To me, one of the most interesting components of an architect’s body of work is not the projects that were completed, but the projects that weren’t. The buildings that never got off the ground (pun intended) for any one of a number of reasons: funding, politics, changing times and priorities, etc. And while Bertrand Goldberg: Architecture of Invention certainly details the architect’s best-known projects (including Chicago’s own Marina City), the exhibition also explores a number of projects that never came to fruition, including the headquarters for the American Broadcasting Company.
As Goldberg was gaining new prominence for Marina City, he was commissioned to design the new headquarters for ABC in New York. After an extensive study of ABC’s composition and working methods, Goldberg designed a petal-shaped structure (above) that combined offices, space for support staff, and meeting rooms clustered to correspond to the organizational structure.

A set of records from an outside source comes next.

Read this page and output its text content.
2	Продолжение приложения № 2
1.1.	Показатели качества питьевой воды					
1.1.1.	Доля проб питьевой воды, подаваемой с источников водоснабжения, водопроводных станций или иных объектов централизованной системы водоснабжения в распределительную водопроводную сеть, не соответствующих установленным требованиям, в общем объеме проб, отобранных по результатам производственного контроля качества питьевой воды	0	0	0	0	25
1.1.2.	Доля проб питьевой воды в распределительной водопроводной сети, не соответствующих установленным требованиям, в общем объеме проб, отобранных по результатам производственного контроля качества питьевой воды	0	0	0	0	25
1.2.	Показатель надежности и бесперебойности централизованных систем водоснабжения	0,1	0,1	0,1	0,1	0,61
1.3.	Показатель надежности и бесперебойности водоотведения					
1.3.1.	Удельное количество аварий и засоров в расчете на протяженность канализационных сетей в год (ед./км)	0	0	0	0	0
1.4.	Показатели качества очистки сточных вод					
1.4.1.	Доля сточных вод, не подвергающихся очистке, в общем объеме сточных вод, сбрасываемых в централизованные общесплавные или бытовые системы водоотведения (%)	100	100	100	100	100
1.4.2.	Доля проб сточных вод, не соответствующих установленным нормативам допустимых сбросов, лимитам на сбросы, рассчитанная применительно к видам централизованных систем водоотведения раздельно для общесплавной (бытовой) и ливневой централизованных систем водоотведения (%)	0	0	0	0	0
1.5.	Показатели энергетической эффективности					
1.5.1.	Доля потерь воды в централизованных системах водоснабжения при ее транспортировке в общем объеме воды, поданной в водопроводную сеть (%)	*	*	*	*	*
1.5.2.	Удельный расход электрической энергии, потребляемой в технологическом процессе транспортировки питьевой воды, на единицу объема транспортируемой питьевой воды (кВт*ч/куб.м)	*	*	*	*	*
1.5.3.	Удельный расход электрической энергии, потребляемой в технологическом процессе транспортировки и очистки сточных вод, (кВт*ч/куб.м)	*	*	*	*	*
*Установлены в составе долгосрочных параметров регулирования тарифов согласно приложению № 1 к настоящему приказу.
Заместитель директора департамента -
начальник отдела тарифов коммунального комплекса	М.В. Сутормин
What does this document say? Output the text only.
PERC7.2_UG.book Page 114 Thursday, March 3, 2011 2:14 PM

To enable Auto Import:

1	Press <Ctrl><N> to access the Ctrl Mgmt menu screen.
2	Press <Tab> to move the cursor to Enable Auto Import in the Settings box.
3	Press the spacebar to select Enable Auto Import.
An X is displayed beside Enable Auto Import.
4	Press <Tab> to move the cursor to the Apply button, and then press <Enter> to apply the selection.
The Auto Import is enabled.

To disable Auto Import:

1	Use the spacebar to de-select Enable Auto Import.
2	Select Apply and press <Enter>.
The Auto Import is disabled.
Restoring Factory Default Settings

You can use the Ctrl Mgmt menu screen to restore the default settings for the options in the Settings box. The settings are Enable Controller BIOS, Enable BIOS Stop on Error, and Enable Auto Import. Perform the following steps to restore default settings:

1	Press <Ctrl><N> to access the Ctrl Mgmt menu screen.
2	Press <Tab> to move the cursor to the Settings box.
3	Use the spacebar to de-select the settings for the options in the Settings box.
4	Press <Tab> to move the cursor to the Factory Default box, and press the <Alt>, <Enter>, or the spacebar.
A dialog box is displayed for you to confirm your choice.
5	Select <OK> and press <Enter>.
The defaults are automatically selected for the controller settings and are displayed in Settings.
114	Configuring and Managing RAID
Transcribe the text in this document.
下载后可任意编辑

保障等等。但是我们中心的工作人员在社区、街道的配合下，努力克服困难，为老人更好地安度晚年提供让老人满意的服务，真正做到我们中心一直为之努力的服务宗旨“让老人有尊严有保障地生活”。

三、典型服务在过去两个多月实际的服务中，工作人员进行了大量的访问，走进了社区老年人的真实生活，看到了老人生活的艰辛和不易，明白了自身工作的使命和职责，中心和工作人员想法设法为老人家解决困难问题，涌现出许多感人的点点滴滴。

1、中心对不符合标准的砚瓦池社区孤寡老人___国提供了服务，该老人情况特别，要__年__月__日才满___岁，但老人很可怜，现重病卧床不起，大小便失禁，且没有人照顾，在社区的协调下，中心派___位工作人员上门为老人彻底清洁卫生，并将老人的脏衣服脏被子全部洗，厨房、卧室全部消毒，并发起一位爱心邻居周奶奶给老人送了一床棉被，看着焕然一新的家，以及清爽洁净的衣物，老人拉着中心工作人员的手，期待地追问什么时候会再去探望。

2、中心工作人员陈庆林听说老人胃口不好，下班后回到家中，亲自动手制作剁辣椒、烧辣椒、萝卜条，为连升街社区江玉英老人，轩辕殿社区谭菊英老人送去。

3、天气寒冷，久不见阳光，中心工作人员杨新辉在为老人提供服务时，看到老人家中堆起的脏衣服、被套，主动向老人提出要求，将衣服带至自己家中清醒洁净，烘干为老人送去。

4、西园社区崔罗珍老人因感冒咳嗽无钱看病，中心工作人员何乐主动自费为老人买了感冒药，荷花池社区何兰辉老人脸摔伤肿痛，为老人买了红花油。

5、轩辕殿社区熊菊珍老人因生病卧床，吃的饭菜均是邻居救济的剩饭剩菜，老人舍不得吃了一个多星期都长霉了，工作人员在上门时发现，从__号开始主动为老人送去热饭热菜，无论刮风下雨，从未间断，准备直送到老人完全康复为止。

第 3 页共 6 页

Adjacent to this building, Goldberg proposed a broadcasting mast that would have eclipsed the Empire State Building in height (below).
Although a business firm calculated that the design was so cost effective that it provided more square footage than more conventional construction, ABC rejected his proposal due to concerns about adaptability, amidst other financial issues. Ironically, because he situated his design so fully within the client’s organizational structure and workflow, they were concerned about the re-sale potential of the building.
The model and drawing for the ABC office building—along with models and drawings for other unfinished structures like the San Diego Theater and a Mobile Delousing Unit—will be on view through January 15.